The development of a nationwide online consenting system is desperately required to raise standards in the New Zealand building and construction industry, which has been described as one of the ‘least productive and least efficient’ contributors to the New Zealand economy.
In a recent address to the Building Officials Institute of New Zealand (BOINZ) Annual Conference, New Zealand Building and Construction Minister Maurice Williamson lambasted the industry’s performance in delivering safe and properly constructed buildings.
Citing a 2006 survey by the New Zealand Centre for Advanced Engineering, Williamson says industry-wide standards and practices have been inadequate over recent decades.
He says the ‘leaky home debacle’ and the tragic loss of life and damage to buildings and property in the 2011 Canterbury earthquakes serve as grim reminders as to why builders in the country need to keep ‘raising the bar’ and ‘ensuring standards in New Zealand’s building sector are best practice.’
“The reality is the sector is currently one of the least productive and least efficient contributors to our economy,” Willamson says. “For example, to date, the sector has had a high tolerance for rework. That is, if it doesn’t get it right first time, the view was it could always sort it out later – well, maybe. That’s not good enough.”

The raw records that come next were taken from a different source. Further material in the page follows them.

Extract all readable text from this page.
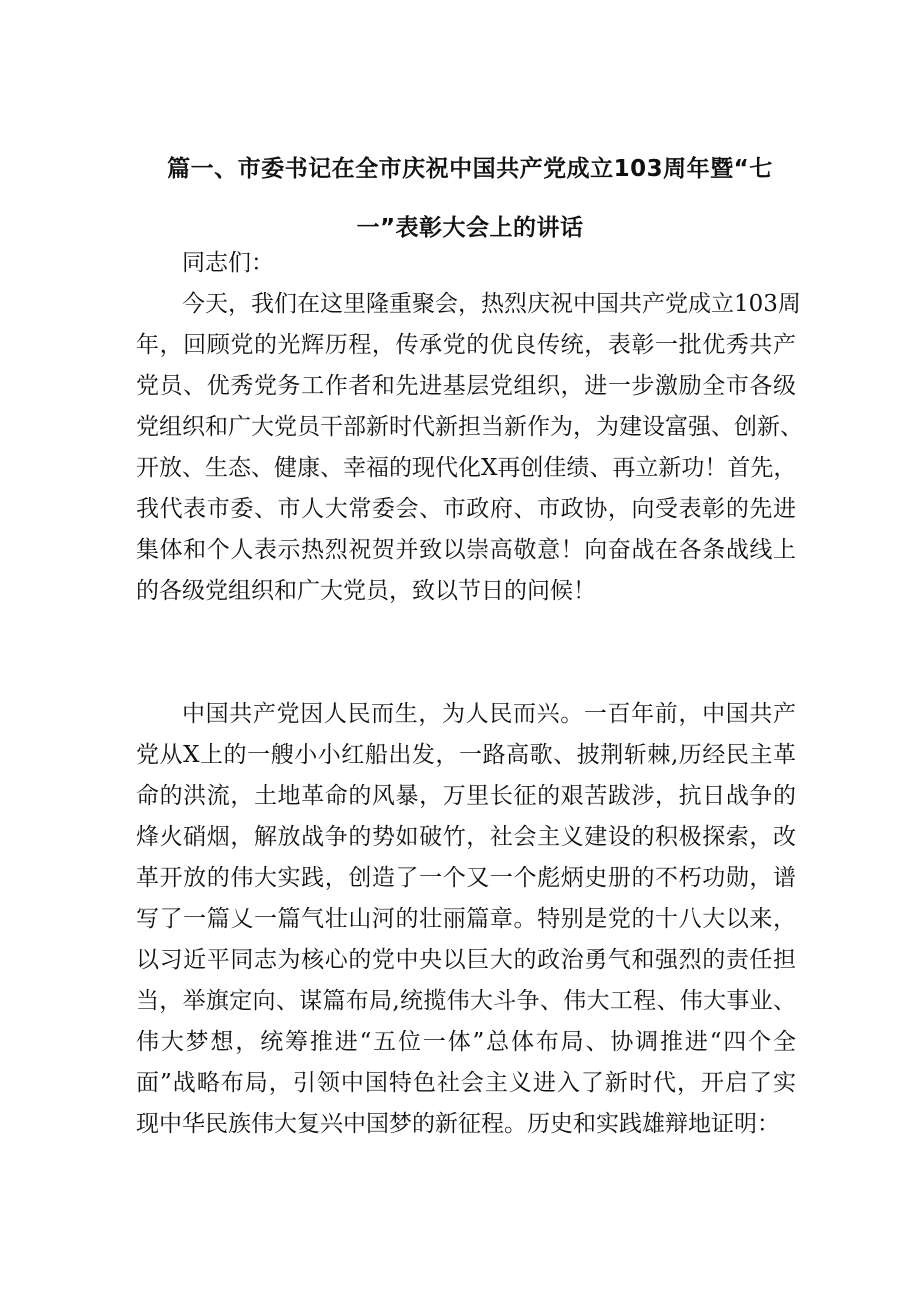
篇一、市委书记在全市庆祝中国共产党成立103周年暨“七
一”表彰大会上的讲话
同志们：
今天，我们在这里隆重聚会，热烈庆祝中国共产党成立103周
年，回顾党的光辉历程，传承党的优良传统，表彰一批优秀共产
党员、优秀党务工作者和先进基层党组织，进一步激励全市各级
党组织和广大党员干部新时代新担当新作为，为建设富强、创新、
开放、生态、健康、幸福的现代化X再创佳绩、再立新功！首先，
我代表市委、市人大常委会、市政府、市政协，向受表彰的先进
集体和个人表示热烈祝贺并致以崇高敬意！向奋战在各条战线上
的各级党组织和广大党员，致以节日的问候！
中国共产党因人民而生，为人民而兴。一百年前，中国共产
党从X上的一艘小小红船出发，一路高歌、披荆斩棘,历经民主革
命的洪流，土地革命的风暴，万里长征的艰苦跋涉，抗日战争的
烽火硝烟，解放战争的势如破竹，社会主义建设的积极探索，改
革开放的伟大实践，创造了一个又一个彪炳史册的不朽功勋，谱
写了一篇乂一篇气壮山河的壮丽篇章。特别是党的十八大以来，
以习近平同志为核心的党中央以巨大的政治勇气和强烈的责任担
当，举旗定向、谋篇布局,统揽伟大斗争、伟大工程、伟大事业、
伟大梦想，统筹推进“五位一体”总体布局、协调推进“四个全
面”战略布局，引领中国特色社会主义进入了新时代，开启了实
现中华民族伟大复兴中国梦的新征程。历史和实践雄辩地证明：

Williamson says the government is working on a number of initiatives to assist the sector.
The central plank of these initiatives revolves around the development of a National Online Consenting System.

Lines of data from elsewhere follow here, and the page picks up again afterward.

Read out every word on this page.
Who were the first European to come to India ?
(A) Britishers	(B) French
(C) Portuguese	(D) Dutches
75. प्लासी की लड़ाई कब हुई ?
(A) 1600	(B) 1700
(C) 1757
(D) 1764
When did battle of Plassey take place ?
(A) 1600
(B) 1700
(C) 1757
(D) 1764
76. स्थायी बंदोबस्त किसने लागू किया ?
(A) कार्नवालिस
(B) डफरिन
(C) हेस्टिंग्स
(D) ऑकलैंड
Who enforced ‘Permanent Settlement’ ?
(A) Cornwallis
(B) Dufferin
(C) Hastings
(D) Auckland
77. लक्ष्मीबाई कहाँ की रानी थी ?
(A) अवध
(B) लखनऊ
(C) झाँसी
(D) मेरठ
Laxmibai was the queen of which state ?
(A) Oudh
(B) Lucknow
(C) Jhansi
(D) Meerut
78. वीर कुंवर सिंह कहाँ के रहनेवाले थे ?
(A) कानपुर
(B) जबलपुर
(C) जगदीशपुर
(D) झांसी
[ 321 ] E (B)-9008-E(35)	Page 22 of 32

Currently in the early planning stages and expected to be introduced by the 2013/14 financial year, Williamson says the system will represent a ‘centralised, paperless, internet-based hub that receives, captures, and allows consistent processing of all building consent applications.’
The final aim, Williamson says, is a service that provides for and facilitates, the ‘end-to-end’ processing of consents using standard forms and consenting processes to provide applicants with a common experience – regardless of which Building Consent Authority (BCA) receives their consent application.
Aside from this, Williamson says, other developments in progress or under consideration include:
- Measures to ensure all building officials throughout the country are appropriately qualified
- Measures to strengthen building code compliance
- A review of policy settings for earthquake-prone buildings; and
- A new Restricted Building Work designation that requires practitioners who carry out work impacting the structural integrity of buildings to certify that the work was carried out by a Licensed Building Practitioner.
Williamson says these measures are an essential part of lifting standards in the industry.
“The sector has become less productive over the last two decades and was one of the main contributors to a 1.2 per cent fall in productivity across the economy between 2006 and 2009,” he said. “But be assured, there is no slowing down or direction change. This is about taking what has been a poorer cousin of other parts of economic development and bringing it into the main stream.”